Il 2025 si chiude anche con altre decisioni rilevanti: la proroga di un anno del Piano nazionale prevenzione vaccinale 2023–2025, accompagnata dalle raccomandazioni regionali su calendario e risorse; l’approvazione del Piano nazionale per la Salute Mentale e del Piano nazionale per la cronicità; l’aggiornamento dei LEA e l’impegno congiunto per l’abbattimento delle liste d’attesa.

Manovra 2026: “Passi avanti, ma restano nodi aperti”

Sul versante finanziario, la Conferenza delle Regioni rileva che le criticità legate al contributo alla finanza pubblica 2025–2029 sono state in parte superate grazie alle modifiche introdotte nella legge di bilancio: riduzione del contributo 2026 e revisione della contabilizzazione del Fondo anticipazioni di liquidità, misure che — spiegano — hanno evitando impatti troppo pesanti sui bilanci regionali.

Le Regioni apprezzano inoltre l’incremento delle risorse per la sanità e il finanziamento stabile di 250 milioni annui per le borse di studio, insieme al Fondo regionale di protezione civile. Valutato positivamente anche il sostegno alla mobilità e i ristori per la perdita di gettito a favore delle Regioni a statuto speciale e delle Province autonome, essenziali per garantire i servizi di trasporto pubblico locale.

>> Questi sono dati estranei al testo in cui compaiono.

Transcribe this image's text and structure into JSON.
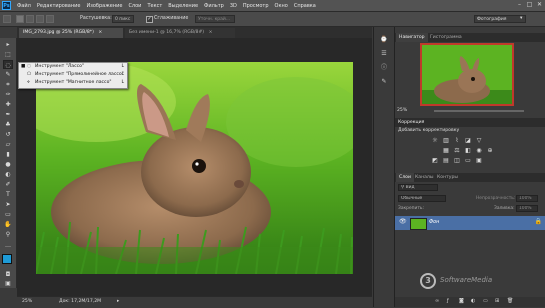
{
  "app": {
    "logo": "Ps"
  },
  "menu": [
    "Файл",
    "Редактирование",
    "Изображение",
    "Слои",
    "Текст",
    "Выделение",
    "Фильтр",
    "3D",
    "Просмотр",
    "Окно",
    "Справка"
  ],
  "window_controls": {
    "minimize": "–",
    "maximize": "□",
    "close": "✕"
  },
  "options": {
    "feather_label": "Растушевка:",
    "feather_value": "0 пикс",
    "antialias_label": "Сглаживание",
    "refine_label": "Уточн. край...",
    "workspace": "Фотография"
  },
  "tabs": [
    {
      "label": "IMG_2793.jpg @ 25% (RGB/8*)",
      "close": "×"
    },
    {
      "label": "Без имени-1 @ 16,7% (RGB/8#)",
      "close": "×"
    }
  ],
  "tool_popup": {
    "items": [
      {
        "label": "Инструмент \"Лассо\"",
        "key": "L"
      },
      {
        "label": "Инструмент \"Прямолинейное лассо\"",
        "key": "L"
      },
      {
        "label": "Инструмент \"Магнитное лассо\"",
        "key": "L"
      }
    ]
  },
  "status": {
    "zoom": "25%",
    "doc": "Док: 17,2M/17,2M"
  },
  "navigator": {
    "tabs": [
      "Навигатор",
      "Гистограмма"
    ],
    "zoom": "25%"
  },
  "adjustments": {
    "title": "Коррекция",
    "subtitle": "Добавить корректировку"
  },
  "layers": {
    "tabs": [
      "Слои",
      "Каналы",
      "Контуры"
    ],
    "kind": "Вид",
    "blend": "Обычные",
    "opacity_label": "Непрозрачность:",
    "opacity_value": "100%",
    "lock_label": "Закрепить:",
    "fill_label": "Заливка:",
    "fill_value": "100%",
    "layer_name": "Фон"
  },
  "watermark": {
    "text": "SoftwareMedia"
  },
  "colors": {
    "accent_blue": "#4a6fa5",
    "fg": "#1e9bd7",
    "bg": "#ffffff"
  }
}
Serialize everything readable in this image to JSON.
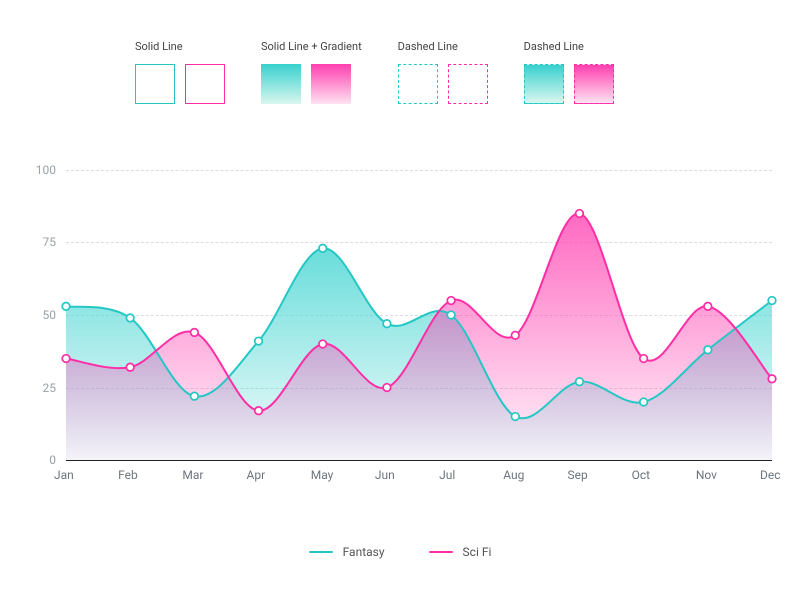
{
  "swatch_groups": [
    {
      "label": "Solid Line"
    },
    {
      "label": "Solid Line + Gradient"
    },
    {
      "label": "Dashed Line"
    },
    {
      "label": "Dashed Line"
    }
  ],
  "yticks": [
    "0",
    "25",
    "50",
    "75",
    "100"
  ],
  "xlabels": [
    "Jan",
    "Feb",
    "Mar",
    "Apr",
    "May",
    "Jun",
    "Jul",
    "Aug",
    "Sep",
    "Oct",
    "Nov",
    "Dec"
  ],
  "legend": {
    "a": "Fantasy",
    "b": "Sci Fi"
  },
  "colors": {
    "a": "#25c7c4",
    "b": "#ff2ea6"
  },
  "chart_data": {
    "type": "area",
    "categories": [
      "Jan",
      "Feb",
      "Mar",
      "Apr",
      "May",
      "Jun",
      "Jul",
      "Aug",
      "Sep",
      "Oct",
      "Nov",
      "Dec"
    ],
    "series": [
      {
        "name": "Fantasy",
        "values": [
          53,
          49,
          22,
          41,
          73,
          47,
          50,
          15,
          27,
          20,
          38,
          55
        ]
      },
      {
        "name": "Sci Fi",
        "values": [
          35,
          32,
          44,
          17,
          40,
          25,
          55,
          43,
          85,
          35,
          53,
          28
        ]
      }
    ],
    "ylim": [
      0,
      100
    ],
    "xlabel": "",
    "ylabel": "",
    "title": "",
    "grid": "dashed-horizontal",
    "legend_position": "bottom"
  }
}
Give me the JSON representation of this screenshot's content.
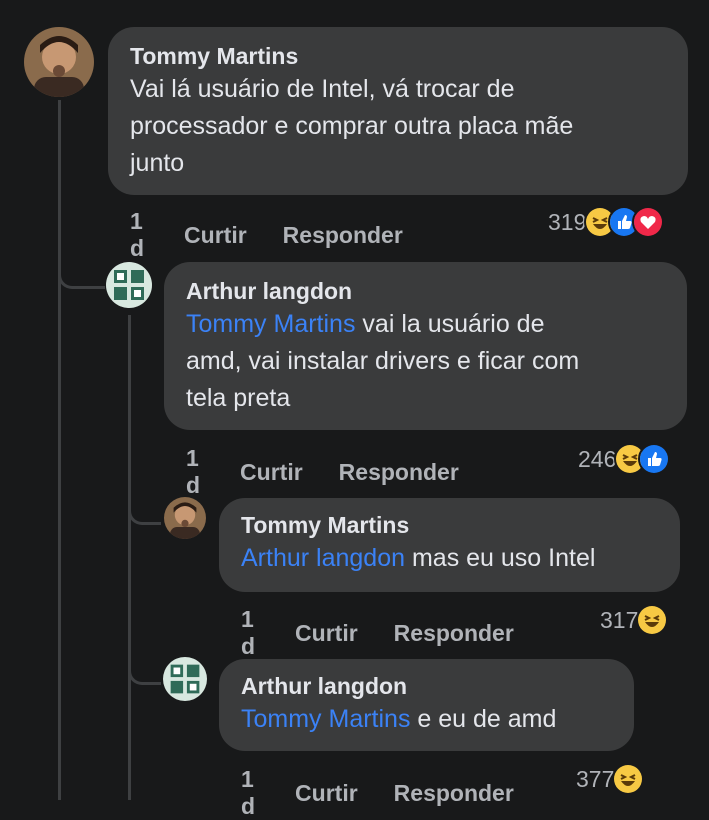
{
  "comments": [
    {
      "author": "Tommy Martins",
      "mention": "",
      "text_lines": [
        "Vai lá usuário de Intel, vá trocar de",
        "processador e comprar outra placa mãe",
        "junto"
      ],
      "time": "1 d",
      "like": "Curtir",
      "reply": "Responder",
      "count": "319",
      "reactions": [
        "haha-icon",
        "like-icon",
        "love-icon"
      ]
    },
    {
      "author": "Arthur langdon",
      "mention": "Tommy Martins",
      "text_first": " vai la usuário de",
      "text_lines": [
        "amd, vai instalar drivers e ficar com",
        "tela preta"
      ],
      "time": "1 d",
      "like": "Curtir",
      "reply": "Responder",
      "count": "246",
      "reactions": [
        "haha-icon",
        "like-icon"
      ]
    },
    {
      "author": "Tommy Martins",
      "mention": "Arthur langdon",
      "text_first": " mas eu uso Intel",
      "time": "1 d",
      "like": "Curtir",
      "reply": "Responder",
      "count": "317",
      "reactions": [
        "haha-icon"
      ]
    },
    {
      "author": "Arthur langdon",
      "mention": "Tommy Martins",
      "text_first": " e eu de amd",
      "time": "1 d",
      "like": "Curtir",
      "reply": "Responder",
      "count": "377",
      "reactions": [
        "haha-icon"
      ]
    }
  ],
  "colors": {
    "background": "#18191a",
    "bubble": "#3a3b3c",
    "mention": "#3b82f6",
    "haha": "#f7c944",
    "like": "#1877f2",
    "love": "#f02849"
  }
}
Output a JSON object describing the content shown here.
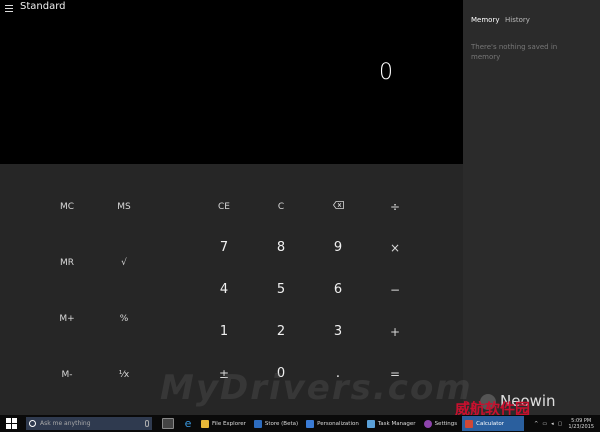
{
  "calculator": {
    "mode_title": "Standard",
    "display_value": "0",
    "memory_buttons": [
      "MC",
      "MS",
      "MR",
      "√",
      "M+",
      "%",
      "M-",
      "¹⁄x"
    ],
    "keypad": [
      [
        "CE",
        "C",
        "backspace-icon",
        "÷"
      ],
      [
        "7",
        "8",
        "9",
        "×"
      ],
      [
        "4",
        "5",
        "6",
        "−"
      ],
      [
        "1",
        "2",
        "3",
        "+"
      ],
      [
        "±",
        "0",
        ".",
        "="
      ]
    ]
  },
  "panel": {
    "tab_memory": "Memory",
    "tab_history": "History",
    "empty_message": "There's nothing saved in memory"
  },
  "watermarks": {
    "site": "MyDrivers.com",
    "brand": "Neowin",
    "chinese": "威航软件园"
  },
  "taskbar": {
    "search_placeholder": "Ask me anything",
    "tasks": [
      {
        "label": "File Explorer",
        "color": "#e8b838"
      },
      {
        "label": "Store (Beta)",
        "color": "#2d6cbf"
      },
      {
        "label": "Personalization",
        "color": "#3a7bd5"
      },
      {
        "label": "Task Manager",
        "color": "#5aa0d8"
      },
      {
        "label": "Settings",
        "color": "#8e44ad"
      },
      {
        "label": "Calculator",
        "color": "#d14836",
        "active": true
      }
    ],
    "clock_time": "5:09 PM",
    "clock_date": "1/23/2015"
  },
  "colors": {
    "display_bg": "#000000",
    "keypad_bg": "#262626",
    "panel_bg": "#2b2b2b",
    "taskbar_active": "#2a5f9e"
  }
}
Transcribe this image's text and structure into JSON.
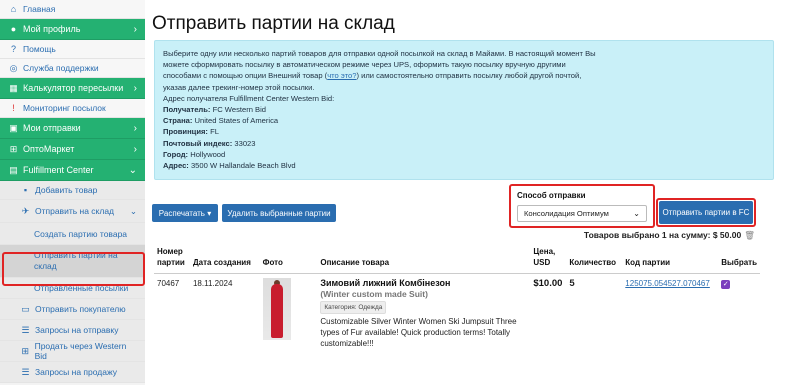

Rimane tuttavia una forte perplessità sull’inserimento della disciplina sui LEP all’interno della manovra, un elemento che la Conferenza considera “critico” e che richiederà un confronto approfondito.

Contratti pubblici: una stagione chiusa, un’altra già avviata

La Conferenza delle Regioni ricorda infine che nel 2025 si è completata la stagione dei rinnovi contrattuali 2022–2024 per sanità, funzioni locali e comparto forestale. “Un risultato importante per centinaia di migliaia di lavoratrici e lavoratori”, che ha rafforzato tutele e riconoscimenti economici e contribuito a rendere più attrattivo il lavoro pubblico nei territori.

Sono già in preparazione gli atti di indirizzo per la nuova tornata contrattuale. L’obiettivo dichiarato è allineare tempi di trattativa e durata dei contratti, così da favorire stabilità per il personale e una programmazione più efficace per le amministrazioni regionali.